What impact does a Federal Reserve rate cut have on you, the consumer? We hear and read about rate changes, but we don’t always understand how they affect us as consumers, according to LSU AgCenter family economist Gloria Nye.
“Perhaps we don’t realize how rate changes affect us because the full effect of any rate change is so gradual,” Nye said. Interest rates, in general, don’t change dramatically overnight. The Fed’s rate changes take time to filter down through the economy to consumers. It can take from one to three months for lenders to reduce interest rates following a Fed rate cut.
The Federal Reserve funds rate is a percentage rate that banks charge each other for overnight loans. In general, a rate cut stimulates the economy by making money less expensive for borrowers.

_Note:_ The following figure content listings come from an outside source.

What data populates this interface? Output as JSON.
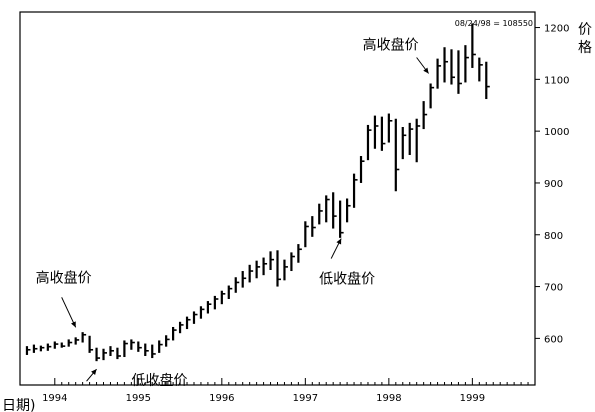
{
  "chart_data": {
    "type": "bar",
    "header_label": "08/24/98 = 108550",
    "ylabel": "价格",
    "xlabel": "日期)",
    "ylim": [
      510,
      1230
    ],
    "y_ticks": [
      600,
      700,
      800,
      900,
      1000,
      1100,
      1200
    ],
    "x_tick_labels": [
      "1994",
      "1995",
      "1996",
      "1997",
      "1998",
      "1999"
    ],
    "xlim_months": [
      -5,
      69
    ],
    "annotations": [
      {
        "name": "high-close-1994",
        "text": "高收盘价",
        "target_month": 3
      },
      {
        "name": "low-close-1994",
        "text": "低收盘价",
        "target_month": 6
      },
      {
        "name": "low-close-1997",
        "text": "低收盘价",
        "target_month": 40
      },
      {
        "name": "high-close-1997",
        "text": "高收盘价",
        "target_month": 54
      }
    ],
    "series": [
      {
        "values": [
          {
            "h": 585,
            "l": 568,
            "c": 578
          },
          {
            "h": 588,
            "l": 572,
            "c": 580
          },
          {
            "h": 586,
            "l": 575,
            "c": 582
          },
          {
            "h": 590,
            "l": 576,
            "c": 584
          },
          {
            "h": 594,
            "l": 580,
            "c": 589
          },
          {
            "h": 592,
            "l": 582,
            "c": 585
          },
          {
            "h": 598,
            "l": 584,
            "c": 592
          },
          {
            "h": 602,
            "l": 588,
            "c": 597
          },
          {
            "h": 612,
            "l": 592,
            "c": 607
          },
          {
            "h": 605,
            "l": 572,
            "c": 578
          },
          {
            "h": 582,
            "l": 556,
            "c": 562
          },
          {
            "h": 580,
            "l": 558,
            "c": 572
          },
          {
            "h": 585,
            "l": 566,
            "c": 576
          },
          {
            "h": 582,
            "l": 560,
            "c": 566
          },
          {
            "h": 596,
            "l": 564,
            "c": 590
          },
          {
            "h": 598,
            "l": 578,
            "c": 592
          },
          {
            "h": 594,
            "l": 574,
            "c": 582
          },
          {
            "h": 590,
            "l": 566,
            "c": 576
          },
          {
            "h": 588,
            "l": 562,
            "c": 570
          },
          {
            "h": 596,
            "l": 572,
            "c": 588
          },
          {
            "h": 606,
            "l": 584,
            "c": 598
          },
          {
            "h": 622,
            "l": 596,
            "c": 616
          },
          {
            "h": 632,
            "l": 610,
            "c": 626
          },
          {
            "h": 642,
            "l": 618,
            "c": 636
          },
          {
            "h": 652,
            "l": 628,
            "c": 646
          },
          {
            "h": 662,
            "l": 638,
            "c": 656
          },
          {
            "h": 672,
            "l": 648,
            "c": 666
          },
          {
            "h": 682,
            "l": 656,
            "c": 676
          },
          {
            "h": 692,
            "l": 666,
            "c": 686
          },
          {
            "h": 702,
            "l": 676,
            "c": 696
          },
          {
            "h": 718,
            "l": 688,
            "c": 708
          },
          {
            "h": 730,
            "l": 698,
            "c": 716
          },
          {
            "h": 742,
            "l": 708,
            "c": 730
          },
          {
            "h": 750,
            "l": 716,
            "c": 738
          },
          {
            "h": 756,
            "l": 722,
            "c": 744
          },
          {
            "h": 768,
            "l": 732,
            "c": 752
          },
          {
            "h": 770,
            "l": 700,
            "c": 714
          },
          {
            "h": 752,
            "l": 712,
            "c": 738
          },
          {
            "h": 766,
            "l": 730,
            "c": 758
          },
          {
            "h": 782,
            "l": 746,
            "c": 772
          },
          {
            "h": 826,
            "l": 776,
            "c": 816
          },
          {
            "h": 836,
            "l": 796,
            "c": 814
          },
          {
            "h": 860,
            "l": 820,
            "c": 846
          },
          {
            "h": 876,
            "l": 824,
            "c": 868
          },
          {
            "h": 882,
            "l": 812,
            "c": 836
          },
          {
            "h": 866,
            "l": 794,
            "c": 804
          },
          {
            "h": 870,
            "l": 824,
            "c": 856
          },
          {
            "h": 918,
            "l": 852,
            "c": 906
          },
          {
            "h": 952,
            "l": 900,
            "c": 942
          },
          {
            "h": 1012,
            "l": 944,
            "c": 1002
          },
          {
            "h": 1030,
            "l": 966,
            "c": 1010
          },
          {
            "h": 1028,
            "l": 962,
            "c": 976
          },
          {
            "h": 1034,
            "l": 978,
            "c": 1020
          },
          {
            "h": 1024,
            "l": 884,
            "c": 926
          },
          {
            "h": 1008,
            "l": 946,
            "c": 992
          },
          {
            "h": 1016,
            "l": 954,
            "c": 1004
          },
          {
            "h": 1024,
            "l": 940,
            "c": 1010
          },
          {
            "h": 1058,
            "l": 1004,
            "c": 1032
          },
          {
            "h": 1092,
            "l": 1044,
            "c": 1084
          },
          {
            "h": 1140,
            "l": 1082,
            "c": 1126
          },
          {
            "h": 1162,
            "l": 1094,
            "c": 1134
          },
          {
            "h": 1158,
            "l": 1090,
            "c": 1104
          },
          {
            "h": 1156,
            "l": 1072,
            "c": 1092
          },
          {
            "h": 1166,
            "l": 1094,
            "c": 1142
          },
          {
            "h": 1208,
            "l": 1122,
            "c": 1148
          },
          {
            "h": 1142,
            "l": 1096,
            "c": 1128
          },
          {
            "h": 1134,
            "l": 1062,
            "c": 1086
          }
        ]
      }
    ]
  }
}
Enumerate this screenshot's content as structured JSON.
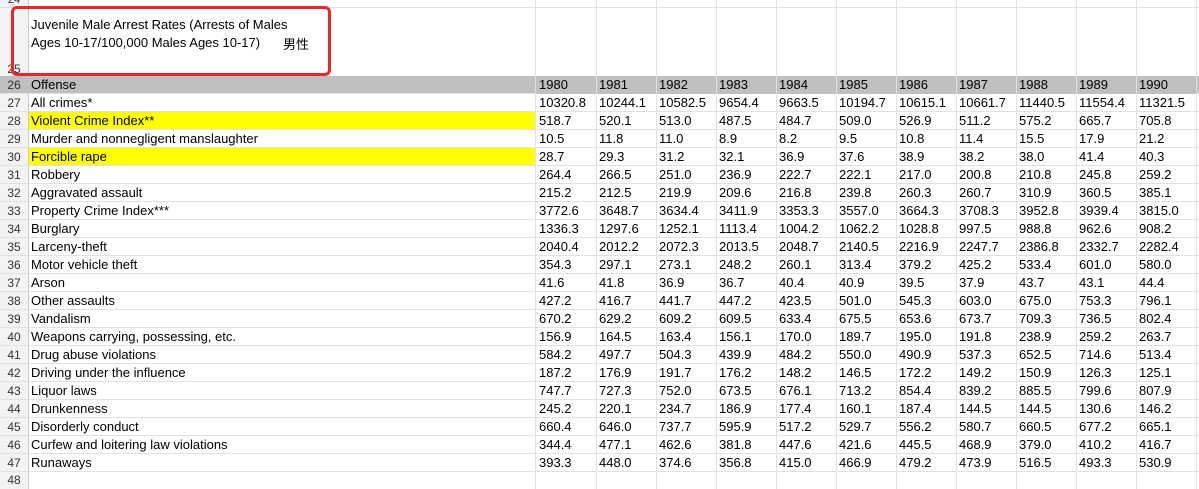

“Rate cuts can be a good news-bad news scenario,” Nye said. If you are retired and depend on earning interest on your savings, a rate cut means a lower yield and less income, which hurts you financially.
Savings become less productive when interest rates drop on certificates of deposit (CDs) and money market accounts. The stock market tends to go higher, however, with announcements of lower interest rates, which helps some mutual fund accounts.
Lenders peg credit card interest to the prime interest rate, which rises and falls with the Fed’s rate changes. A rate cut by the Fed can mean lower credit-card interest rates. Lower charges to variable-rate credit cards help people who owe money. Auto loans and some mortgage rates can be affected, too. Adjustable-rate mortgage resets tend to go up less than they otherwise would have. Fixed-rate mortgages are not affected.
In the larger economy, lower rates make the United States less attractive for foreign investors. That makes our U.S. dollar worth less when compared to other currencies and helps us sell more of our goods as exports, but it also makes the things we import more expensive. There is a concern that when it costs less in interest to borrow money, more will be spent and purchased; thus, there can be higher demand and higher prices, which can lead to inflation.
What’s the bottom line for you as a consumer?
“Well, it’s a mixed bag,” Nye said. In the shorter term, credit may cost you less, but interest income will be less as well. We may be able to sell more abroad, but what we buy from abroad will cost more. Borrowers and investors in the stock market will like paying less to use credit.
Retirees won’t appreciate how little they earn on their savings. Consumers will notice the rising cost of imported goods. And if the rate cut disturbs the national financial balance too much and increased spending leads to inflation, the Federal Reserve rate cut can have a far greater impact for a much longer term.
“That’s when we may see the Fed increasing the rate,” Nye said.
The family economist advises paying off high-cost credit-card debt, possibly converting to a fixed-rate mortgage and purchasing fewer expensive imported goods.